I’ve mentioned before that R.S. Thomas, the Welsh Poet, was Rector of the church we attended in the parish of Manafon, before he became famous. It was many years later that I learned that our Mr Thomas had become one of the most prominent Welsh poets. He’d gained a reputation as a dour person and as a poet whose work is very austere, so I was surprised to learn that he wasn’t known for jollity because, to us children in school and in the Sunday school and to those of us who joined his cubs group, he was always pleasant and friendly.
He was taking us for a walk one Sunday afternoon in May, when he remarked on how beautiful the season was, in an effort (I now know) to waken our senses to the delights of nature. Then suddenly he burst into song: “There was a lover and his lass, in springtime, in springtime,” and so on, with all the hey dinga-dinga-dings in place, right to the end. This made us feel rather awkward, because we took nature for granted and enjoyed every season without grown-ups singing about it. Regardless of the fine singing tradition of the Welsh, at our school we hated it and were embarrassed by it so much that, when our despairing teacher tried to encourage us to sing, she used to put her ear right up to our lips. It did her no good.
I now know why the Rector sang: it was the force of the season, the force of life itself. I can appreciate now how wonderful the spring was when it made even Mr Thomas break into song and share that joy with us, leading our small minds to a consciousness of the wonder and glory of the season. We needed to be told about it, and my awareness of the season took a step forward on that sweet afternoon so long ago. The wide-eyed dream of childhood had carried me, unknowing, through the seasons. Each one had its fruits: Christmas, birthdays, holidays, snowball fights, Bonfire Night, pantomimes and visits to the circus. Each of these, and more, had punctuated the rhythm of my life. I unmindfully blended into nature, loving birds, flowers and animals, and felt an affinity with trees and adored them like big grown-up friends. Winter or summer, it was all the same to me. But Mr Thomas roused something in me when he sang his ditty. I knew that this was spring! It was slow at first, but from then I began to be really conscious of the cycle of the year. I had the added joy of anticipation not just of special days but of the arrival of the seasons. I remember being out with a friend and saying, “I can smell the spring, Dennis. I can feel its rapture!” And Dennis, being a little older, replied: “Oh, shut up. It’s still only February.” I was a step ahead of myself, but knowing – I mean really knowing – that you are experiencing something wonderful, heightens the experience, whether the experience is happening now, or its golden light is waiting on the horizon.

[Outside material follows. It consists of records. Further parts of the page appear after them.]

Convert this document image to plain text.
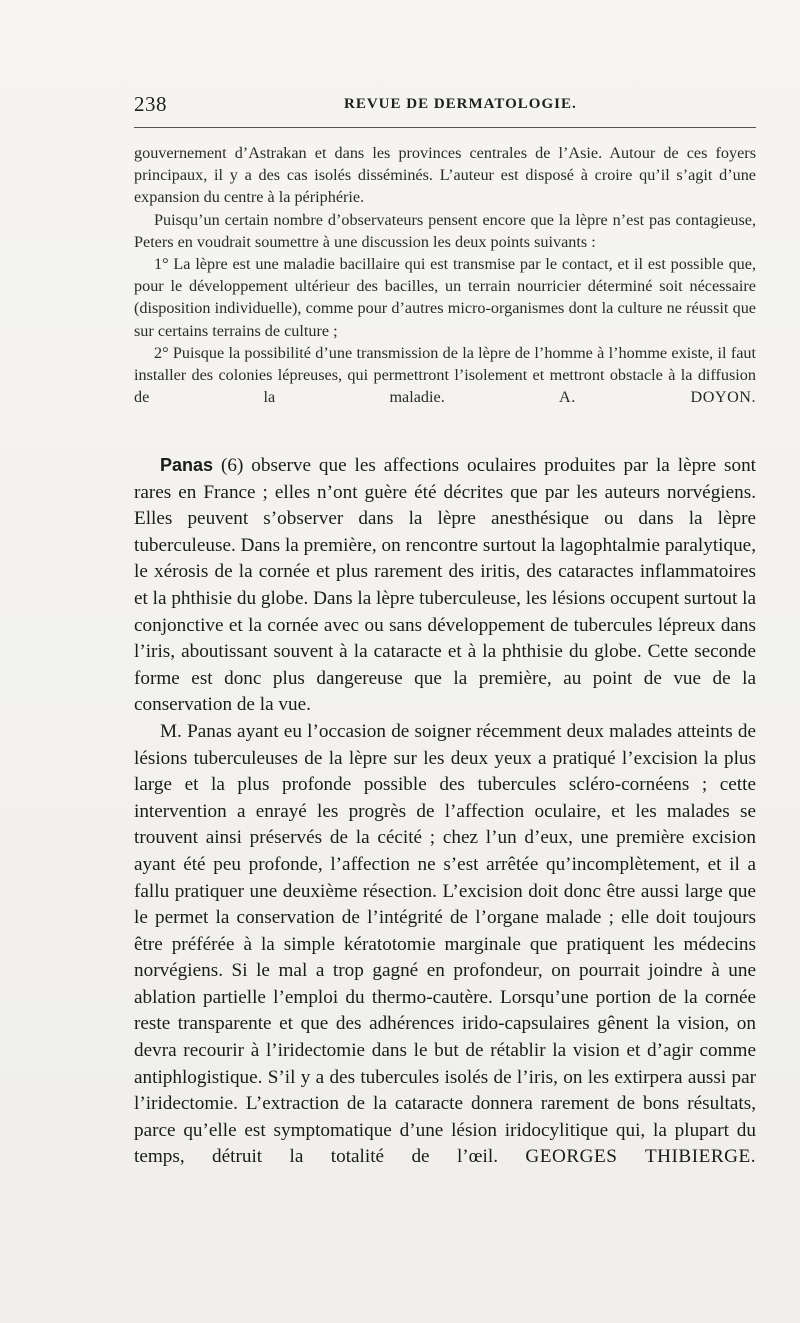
238	REVUE DE DERMATOLOGIE.

gouvernement d’Astrakan et dans les provinces centrales de l’Asie. Autour de ces foyers principaux, il y a des cas isolés disséminés. L’auteur est disposé à croire qu’il s’agit d’une expansion du centre à la périphérie.

Puisqu’un certain nombre d’observateurs pensent encore que la lèpre n’est pas contagieuse, Peters en voudrait soumettre à une discussion les deux points suivants :

1° La lèpre est une maladie bacillaire qui est transmise par le contact, et il est possible que, pour le développement ultérieur des bacilles, un terrain nourricier déterminé soit nécessaire (disposition individuelle), comme pour d’autres micro-organismes dont la culture ne réussit que sur certains terrains de culture ;

2° Puisque la possibilité d’une transmission de la lèpre de l’homme à l’homme existe, il faut installer des colonies lépreuses, qui permettront l’isolement et mettront obstacle à la diffusion de la maladie.	A. DOYON.

Panas (6) observe que les affections oculaires produites par la lèpre sont rares en France ; elles n’ont guère été décrites que par les auteurs norvégiens. Elles peuvent s’observer dans la lèpre anesthésique ou dans la lèpre tuberculeuse. Dans la première, on rencontre surtout la lagophtalmie paralytique, le xérosis de la cornée et plus rarement des iritis, des cataractes inflammatoires et la phthisie du globe. Dans la lèpre tuberculeuse, les lésions occupent surtout la conjonctive et la cornée avec ou sans développement de tubercules lépreux dans l’iris, aboutissant souvent à la cataracte et à la phthisie du globe. Cette seconde forme est donc plus dangereuse que la première, au point de vue de la conservation de la vue.

M. Panas ayant eu l’occasion de soigner récemment deux malades atteints de lésions tuberculeuses de la lèpre sur les deux yeux a pratiqué l’excision la plus large et la plus profonde possible des tubercules scléro-cornéens ; cette intervention a enrayé les progrès de l’affection oculaire, et les malades se trouvent ainsi préservés de la cécité ; chez l’un d’eux, une première excision ayant été peu profonde, l’affection ne s’est arrêtée qu’incomplètement, et il a fallu pratiquer une deuxième résection. L’excision doit donc être aussi large que le permet la conservation de l’intégrité de l’organe malade ; elle doit toujours être préférée à la simple kératotomie marginale que pratiquent les médecins norvégiens. Si le mal a trop gagné en profondeur, on pourrait joindre à une ablation partielle l’emploi du thermo-cautère. Lorsqu’une portion de la cornée reste transparente et que des adhérences irido-capsulaires gênent la vision, on devra recourir à l’iridectomie dans le but de rétablir la vision et d’agir comme antiphlogistique. S’il y a des tubercules isolés de l’iris, on les extirpera aussi par l’iridectomie. L’extraction de la cataracte donnera rarement de bons résultats, parce qu’elle est symptomatique d’une lésion iridocylitique qui, la plupart du temps, détruit la totalité de l’œil. GEORGES THIBIERGE.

After many years in Newcastle, we came down to Surrey to be near our family. Five years later, I said to my brother, “I’m not yet familiar with the birds down here. Listen to that one. It goes on all day.” Now, I’d always wanted to hear a nightingale. I’d only heard Percy Edwards the impressionist, imitating the bird on the wireless – never the real thing – and I wondered why I hadn’t heard one in Surrey. Then, one day, while fiddling online, I found the song of the nightingale, and it turned out to be that very bird that “went on all day”. And so it does, from late April to mid-June. He (yes, he) sings his heart out for much of the time from sunrise to dusk, knocking off now and then for a rest, then back to the task in hand – the 220 variations, forsooth! Sometimes we can hear up to three or four nightingales, each in his own territory, as they try desperately to attract a mate.
This is what I’m trying to say: how much more I enjoy hearing that bird sing, now that I know it’s the one that I wanted to hear all my life; and how much more I mindfully enjoy the coming of spring, with the snowdrops and daffodils, the crocuses, the catkins and the pussy willows. The silver birch and the weeping willow sway their tresses gently, as the season eases its way towards summer. This is spring, and I have a higher consciousness of it and feel my relationship to it more than I could ever have dreamed of, all those years ago, when Mr Thomas sang so freely and opened our minds to his joyful way to heaven.